To reaffirm the use of composite endpoints as evidence in clinical trials, the authors recommend that that investigators:
  •  Justify the validity of individual components;
  • Avoid clinically unimportant or uncertain outcomes;
  • Avoid components unlikely to be impacted by therapy;
  • Avoid combining efficacy outcomes with safety outcomes;
  • Report primary composite endpoints and individual components separately, preferably both hierarchical and nonhierarchical counts;
  • Examine treatment-by-end-point interaction by a formal assessment of heterogeneity;
  • Weigh components prospectively relative to their clinical importance; and
  • Conduct and report sensitivity analyses relative to weight of the component driving the composite endpoint.

“Careful attention to these caveats,” the authors wrote, “is not only key for critical evaluation of the literature, but it also has implications for the care and treatment of patients, and for the development and implementation of practice guidelines and reimbursement policy.”
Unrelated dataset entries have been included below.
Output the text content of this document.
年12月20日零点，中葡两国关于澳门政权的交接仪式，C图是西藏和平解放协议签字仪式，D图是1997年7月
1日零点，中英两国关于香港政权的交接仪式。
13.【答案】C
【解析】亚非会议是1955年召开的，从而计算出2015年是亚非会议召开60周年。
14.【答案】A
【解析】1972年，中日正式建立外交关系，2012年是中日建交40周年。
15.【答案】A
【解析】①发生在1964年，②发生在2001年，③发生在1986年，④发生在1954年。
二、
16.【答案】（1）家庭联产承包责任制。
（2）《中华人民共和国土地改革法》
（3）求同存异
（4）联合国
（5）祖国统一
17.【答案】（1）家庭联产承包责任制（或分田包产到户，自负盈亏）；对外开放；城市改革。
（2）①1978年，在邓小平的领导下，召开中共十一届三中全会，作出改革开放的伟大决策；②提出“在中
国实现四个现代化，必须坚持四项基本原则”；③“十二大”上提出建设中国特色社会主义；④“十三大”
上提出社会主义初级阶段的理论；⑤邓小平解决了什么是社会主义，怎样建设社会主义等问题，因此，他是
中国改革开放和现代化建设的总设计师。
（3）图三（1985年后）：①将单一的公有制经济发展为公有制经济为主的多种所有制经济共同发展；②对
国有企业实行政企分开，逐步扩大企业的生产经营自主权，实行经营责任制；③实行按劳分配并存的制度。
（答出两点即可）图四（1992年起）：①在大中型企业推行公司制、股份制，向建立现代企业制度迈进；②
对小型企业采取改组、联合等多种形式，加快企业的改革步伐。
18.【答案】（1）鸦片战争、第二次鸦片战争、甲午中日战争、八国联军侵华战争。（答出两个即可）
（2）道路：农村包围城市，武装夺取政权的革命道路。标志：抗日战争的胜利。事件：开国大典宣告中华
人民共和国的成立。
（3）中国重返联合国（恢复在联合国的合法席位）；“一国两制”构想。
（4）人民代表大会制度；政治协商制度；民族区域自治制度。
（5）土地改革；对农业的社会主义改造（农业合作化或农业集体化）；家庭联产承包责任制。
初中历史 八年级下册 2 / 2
In an accompanying editorial, Gregg W. Stone, MD, of the Columbia University Medical Center and the Cardiovascular Research Foundation in New York City, said that randomized controlled clinical trials are often poorly designed, hold inadequate quality control and are often subject to unsuitable interpretation.

He suggested that while Kaul and Diamond’s research is “well reasoned” and should be required reading for healthcare professionals involved in clinical trials, several key aspects were left out of the discussion. These factors include the comparison of multicenter trials and single-center trials, double-blind trials versus single-blind trials, superiority versus noninferiority trials and whether trial-enrolled patients are “generalizable to other settings.”